Question

A spring has natural length 23 cm. Compare the work W1 done in stretching the spring from 23 cm to 33 cm with the work W2 done in stretching it from 33 to 43 cm. (Use k for the spring constant) W

Answer 1

Answer:

The relation between $W_{1} \ and \ W_{2}$ is $W_{2} = 3 \ W_{1}$

Step-by-step explanation:

Natural length = 0.23 m

Spring stretches from 23 cm to 33 cm. now

Work done $W_{1}$ in stretching the spring

$W_{1} = \int\limits^a_b {kx} \, dx$

where b = 0 & a = 0.1 m

$W_{1} = k [\frac{x^{2} }{2} ]$

With limits b = 0 & a = 0.1 m

Put the values of limits we get

$W_{1} = k [\frac{0.1^{2} }{2} ]$

$W_{1} = 0.005 k$ ------- (1)

Now the work done in stretching the spring from 33 cm to 43 cm.

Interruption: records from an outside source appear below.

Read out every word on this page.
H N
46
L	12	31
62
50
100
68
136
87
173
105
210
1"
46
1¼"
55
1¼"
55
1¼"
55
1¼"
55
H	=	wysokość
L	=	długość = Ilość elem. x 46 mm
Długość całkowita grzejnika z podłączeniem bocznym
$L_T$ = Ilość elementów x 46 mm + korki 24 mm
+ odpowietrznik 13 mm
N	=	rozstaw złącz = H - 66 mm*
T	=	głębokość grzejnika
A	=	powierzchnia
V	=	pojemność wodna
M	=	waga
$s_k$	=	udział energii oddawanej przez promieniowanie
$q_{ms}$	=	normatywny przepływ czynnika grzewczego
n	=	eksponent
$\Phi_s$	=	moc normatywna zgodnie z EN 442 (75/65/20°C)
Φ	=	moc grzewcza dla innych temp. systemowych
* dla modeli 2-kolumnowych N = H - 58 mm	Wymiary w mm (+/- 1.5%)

$W_{1} = \int\limits^a_b {kx} \, dx$

With limits b = 0.1 m to a = 0.2 m

$W_{2} = k [\frac{x^{2} }{2} ]$

With limits b = 0.1 m to a = 0.2 m

$W_{2} = k [\frac{0.2^{2} - 0.1^{2} }{2} ]$

$W_{2} =0.015$

$\frac{W_{2} }{W_{1} } = \frac{0.015}{0.005}$

$\frac{W_{2} }{W_{1} } =3$

Thus

$W_{2} = 3 \ W_{1}$

This is the relation between $W_{1} \ and \ W_{2}$.